No le llevó demasiado llegar a la casa, y mientras descendía del coche, descubrió que otros huéspedes llegaban también. De nuevo se llamó estúpido por imaginar que sólo él acudiría esa noche. Los sirvientes se desplegaron de las sombras, y, como por arte de magia, su sombrero y su capa desaparecieron. Un criado abrió algunas puertas y anunció: el capitán Richard Bolitho, del barco de su británica Majestad, el
Sparrow
.

Pensó que aquello era muy distinto a la recepción, cuando entró en la inmensa habitación de techos altos era consciente del lujo y de las comodidades unidas a un aire de intimidad que no existía hasta entonces.

Al final de la habitación, el general sir James Blundell observaba cómo se aproximaba en silencio.

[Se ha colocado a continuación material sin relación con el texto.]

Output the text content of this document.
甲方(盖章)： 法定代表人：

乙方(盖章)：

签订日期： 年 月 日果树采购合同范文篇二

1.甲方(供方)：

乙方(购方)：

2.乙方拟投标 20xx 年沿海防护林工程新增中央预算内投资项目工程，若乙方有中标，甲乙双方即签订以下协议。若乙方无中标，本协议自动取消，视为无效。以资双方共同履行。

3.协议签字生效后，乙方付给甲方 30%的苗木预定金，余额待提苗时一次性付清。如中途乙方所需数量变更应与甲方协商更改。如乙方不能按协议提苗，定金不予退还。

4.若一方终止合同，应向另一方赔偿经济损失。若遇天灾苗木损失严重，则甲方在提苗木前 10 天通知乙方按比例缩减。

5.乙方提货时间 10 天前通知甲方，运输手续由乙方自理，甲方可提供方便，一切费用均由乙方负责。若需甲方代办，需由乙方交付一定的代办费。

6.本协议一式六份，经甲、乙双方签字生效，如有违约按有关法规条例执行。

—Es usted un huésped inesperado, Bolitho —gruñó. Sus pesados rasgos se relajaron un poco—. Mi sobrina me dijo que vendría —le tendió la mano—. Sea usted bienvenido.

El general había cambiado muy poco. Quizá hubiera engordado, pero salvo eso, continuaba igual. En una mano sostenía un vaso de brandy, y Bolitho recordó su estancia a bordo del
Sparrow
, y su obvio desprecio por los hombres que le habían puesto a salvo.

Algún rumor acerca de su primer encuentro debía de haber circulado ya entre sus amigos, porque ante la demostración de bienvenida de Blundell, la habitación resonó de nuevo con risas y conversaciones ruidosas. Parecía como si todos estuvieran esperando ver cómo reaccionaría Blundell. Por supuesto, los sentimientos de Bolitho carecían de importancia. Siempre podrían decirle que se marchara.

Bolitho sintió al mano de la chica en su brazo y al volverse, la encontró sonriendo. Con una inclinación de cabeza hacia su tío, le guió hacia el otro extremo de la habitación, y los huéspedes se movieron a su paso como si ella perteneciera a la realeza.

—Le he visto hoy —dijo—. Gracias por venir —palmeó su manga—. Creo que se ha comportado de un modo espléndido hace un momento. El tío puede ser bastante problemático a veces.

Bolitho le devolvió la sonrisa.

—Creo que puedo entenderlo. Después de todo, perdió todos esos lingotes por mi culpa.

Ella arrugó la nariz.

—No me cabe la menor duda de que lo recuperará mediante el seguro de alguna manera —llamó a un criado—. Tome algo de vino antes de cenar.

—Gracias.

Vio a varios oficiales, sobre todo militares, que le miraban intensamente. Envidia, resentimiento, curiosidad… había de todo.

—Sir James es general adjunto ahora —dijo ella—. He venido aquí con él después de regresar de Inglaterra. —Observó su rostro mientras él sorbía el vino—. Me alegro de haber vuelto. Inglaterra está llena de gente que se lamenta de la guerra.